Once we are convinced that a leader has authority, we must follow him or her. Our words must support our leaders, and our acts must align with their priorities. Whether or not we like our boss, our governor, or our president, we must pray for him or her. Insofar as leaders have authority over us, we must follow them. In Romans 13 Paul taught that Christians should obey those placed in authority over them. The only exception is when a leader says or does something which is clearly against the will of God. In that case, Christians must disobey the leader and face the consequences (Acts 5:29).
Christians should be slow in giving their loyalty to others, but slower in taking it away. There is no perfect leader on the earth, and we should expect none. There is also no perfect follower. Sometimes leaders make mistakes, and sometimes they intentionally do wrong. Sometimes followers misinterpret a leader’s action as a mistake or an intentional wrong when in reality it was the best that anyone could have done in that situation. Sometimes leaders do the same vis a vis their followers. Rather than discard relationships like yesterday’s newspapers, followers of Christ must show grace towards one another and stay together unless it becomes impossible to do otherwise.
How do we wield authority?
Everyone has to be a follower at some point in life, and everyone has to be a leader. Whether a garbage man or a general, a homemaker or a high ranking bureaucrat, everyone follows someone and everyone leads someone.
As God is the ultimate source of authority and will remove it eventually from everyone who misuses it, the way to wield authority is to do so as God does. Jesus had the power of the Almighty, even over life and death, and yet He used it to bless others. He fed the hungry, healed the sick, taught the confused, forgave the sinners and raised the dead. While our power is limited, we must do the same. God never gives power so that a man can enrich himself; He always empowers someone to accomplish His work.

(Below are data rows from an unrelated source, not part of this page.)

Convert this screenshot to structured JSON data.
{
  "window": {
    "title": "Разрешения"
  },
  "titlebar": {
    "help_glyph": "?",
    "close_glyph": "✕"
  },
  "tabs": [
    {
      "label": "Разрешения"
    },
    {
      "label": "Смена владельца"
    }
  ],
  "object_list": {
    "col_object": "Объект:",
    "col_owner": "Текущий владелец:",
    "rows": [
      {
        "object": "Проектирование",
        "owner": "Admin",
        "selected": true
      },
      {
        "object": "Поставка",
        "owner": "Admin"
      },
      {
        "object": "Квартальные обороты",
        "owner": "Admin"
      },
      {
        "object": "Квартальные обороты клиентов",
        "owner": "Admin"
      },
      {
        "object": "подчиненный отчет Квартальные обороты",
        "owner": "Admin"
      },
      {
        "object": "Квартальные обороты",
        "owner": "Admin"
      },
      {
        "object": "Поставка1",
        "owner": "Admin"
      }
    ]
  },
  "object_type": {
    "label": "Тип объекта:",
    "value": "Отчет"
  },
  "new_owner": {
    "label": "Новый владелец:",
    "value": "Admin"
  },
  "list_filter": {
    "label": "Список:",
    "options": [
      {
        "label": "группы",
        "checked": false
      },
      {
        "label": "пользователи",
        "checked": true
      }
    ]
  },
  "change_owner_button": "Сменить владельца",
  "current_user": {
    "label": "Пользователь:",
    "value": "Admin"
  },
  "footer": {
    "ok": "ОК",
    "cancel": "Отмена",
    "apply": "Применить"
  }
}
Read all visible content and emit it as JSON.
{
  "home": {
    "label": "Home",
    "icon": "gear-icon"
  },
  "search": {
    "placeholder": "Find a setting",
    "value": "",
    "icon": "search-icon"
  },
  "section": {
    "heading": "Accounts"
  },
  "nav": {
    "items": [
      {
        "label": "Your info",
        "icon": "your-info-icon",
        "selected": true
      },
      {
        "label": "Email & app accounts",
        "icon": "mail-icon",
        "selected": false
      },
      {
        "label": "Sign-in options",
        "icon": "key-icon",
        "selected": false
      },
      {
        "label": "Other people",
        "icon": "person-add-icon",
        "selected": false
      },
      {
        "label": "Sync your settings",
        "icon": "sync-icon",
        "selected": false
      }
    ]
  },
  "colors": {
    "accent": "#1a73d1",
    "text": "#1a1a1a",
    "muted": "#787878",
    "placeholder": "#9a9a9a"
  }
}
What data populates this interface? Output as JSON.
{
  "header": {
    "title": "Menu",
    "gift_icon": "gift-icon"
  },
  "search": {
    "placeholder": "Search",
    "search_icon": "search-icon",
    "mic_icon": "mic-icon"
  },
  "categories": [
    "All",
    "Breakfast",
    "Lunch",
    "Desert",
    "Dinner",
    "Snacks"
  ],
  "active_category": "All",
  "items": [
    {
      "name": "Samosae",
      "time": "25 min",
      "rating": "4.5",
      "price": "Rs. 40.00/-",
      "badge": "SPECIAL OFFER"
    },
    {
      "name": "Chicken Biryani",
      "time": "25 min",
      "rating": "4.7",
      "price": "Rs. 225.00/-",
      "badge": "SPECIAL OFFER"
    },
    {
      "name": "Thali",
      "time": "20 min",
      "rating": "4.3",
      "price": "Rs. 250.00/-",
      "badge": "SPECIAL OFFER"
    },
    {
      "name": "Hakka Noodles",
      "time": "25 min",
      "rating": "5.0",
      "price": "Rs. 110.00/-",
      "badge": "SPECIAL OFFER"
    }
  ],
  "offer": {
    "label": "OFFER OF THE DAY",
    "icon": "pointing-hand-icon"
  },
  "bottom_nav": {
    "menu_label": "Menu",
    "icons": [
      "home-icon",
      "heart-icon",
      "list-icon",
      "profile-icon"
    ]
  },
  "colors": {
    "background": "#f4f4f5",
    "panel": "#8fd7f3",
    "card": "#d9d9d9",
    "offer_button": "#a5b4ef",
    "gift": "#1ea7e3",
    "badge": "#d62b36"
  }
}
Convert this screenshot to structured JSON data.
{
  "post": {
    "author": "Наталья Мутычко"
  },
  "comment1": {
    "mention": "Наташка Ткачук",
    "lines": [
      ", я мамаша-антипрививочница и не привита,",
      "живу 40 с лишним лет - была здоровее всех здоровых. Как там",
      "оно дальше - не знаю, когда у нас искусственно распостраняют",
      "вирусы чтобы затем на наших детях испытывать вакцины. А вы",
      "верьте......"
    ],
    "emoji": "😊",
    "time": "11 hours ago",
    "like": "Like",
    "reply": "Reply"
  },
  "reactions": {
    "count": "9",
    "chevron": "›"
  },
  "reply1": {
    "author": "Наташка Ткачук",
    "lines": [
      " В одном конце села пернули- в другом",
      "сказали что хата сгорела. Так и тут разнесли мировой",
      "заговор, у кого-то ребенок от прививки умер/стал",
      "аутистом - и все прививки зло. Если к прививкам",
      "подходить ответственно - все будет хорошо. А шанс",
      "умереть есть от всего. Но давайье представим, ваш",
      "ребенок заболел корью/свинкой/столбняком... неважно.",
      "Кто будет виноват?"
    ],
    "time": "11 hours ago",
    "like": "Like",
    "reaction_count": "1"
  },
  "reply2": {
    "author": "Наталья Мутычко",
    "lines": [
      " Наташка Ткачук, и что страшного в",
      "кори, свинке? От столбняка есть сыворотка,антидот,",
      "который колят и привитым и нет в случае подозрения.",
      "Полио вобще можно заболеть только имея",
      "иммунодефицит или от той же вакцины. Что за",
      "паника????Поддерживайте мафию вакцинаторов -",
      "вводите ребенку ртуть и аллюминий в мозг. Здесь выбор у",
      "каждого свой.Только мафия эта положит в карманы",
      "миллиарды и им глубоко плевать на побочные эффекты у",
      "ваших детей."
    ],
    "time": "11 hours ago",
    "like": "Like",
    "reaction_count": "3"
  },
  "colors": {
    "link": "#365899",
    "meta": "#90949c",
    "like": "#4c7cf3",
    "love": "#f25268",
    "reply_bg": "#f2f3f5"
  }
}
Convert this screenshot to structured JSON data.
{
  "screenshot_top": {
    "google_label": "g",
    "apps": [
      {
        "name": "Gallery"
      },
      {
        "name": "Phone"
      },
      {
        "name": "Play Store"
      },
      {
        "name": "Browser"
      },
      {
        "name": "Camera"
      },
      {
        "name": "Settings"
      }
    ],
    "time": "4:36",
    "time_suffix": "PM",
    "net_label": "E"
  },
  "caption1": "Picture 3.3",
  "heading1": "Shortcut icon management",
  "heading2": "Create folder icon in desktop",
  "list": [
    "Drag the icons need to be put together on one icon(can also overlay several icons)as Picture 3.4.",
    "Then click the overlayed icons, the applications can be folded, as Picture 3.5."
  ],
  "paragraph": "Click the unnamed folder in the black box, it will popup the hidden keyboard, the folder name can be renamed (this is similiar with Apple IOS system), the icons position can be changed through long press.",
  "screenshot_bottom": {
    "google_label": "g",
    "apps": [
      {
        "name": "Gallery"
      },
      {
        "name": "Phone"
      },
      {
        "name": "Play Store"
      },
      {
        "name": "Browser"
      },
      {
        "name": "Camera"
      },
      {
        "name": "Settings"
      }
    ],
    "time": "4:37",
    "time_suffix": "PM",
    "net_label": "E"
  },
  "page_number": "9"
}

Therefore, leaders must wield authority with character – the fruits of the Spirit. We must demonstrate love, joy, peace, patience, kindness, goodness, faithfulness, gentleness, and self-control in all of our actions. Sometimes I give money to the needy, an act of authority since God has provided me enough money to give. However if I remind the receivers of my largesse towards them, I am not wielding my authority properly.
Whether a leader’s authority is based on their knowledge, experience, position, or (more likely) a combination of these, they must also wield their authority in such a way as to produce good and enduring results. Good intentions do not equal good results, as President Ulysses S. Grant realized. An executive might throw open the doors of her hospital and provide free care for all comers, but bankrupt the hospital in a few months. She exercised authority but not in a way that produced enduring good results.
Authority, the power or right to direct or control someone or something, is a great mystery. To varying extents everyone wants it, everyone needs it, and no one wants others to have it over them. God holds all authority and dispenses it to men for a time as He sees fit. Authority comes from God through what a man is (character), what he can do (training, experience), and what resources he controls (wealth, position). Christians must question authority, follow authority, and wield authority for the glory of the Lord and the good of others. We must never wield it for our own selfish good.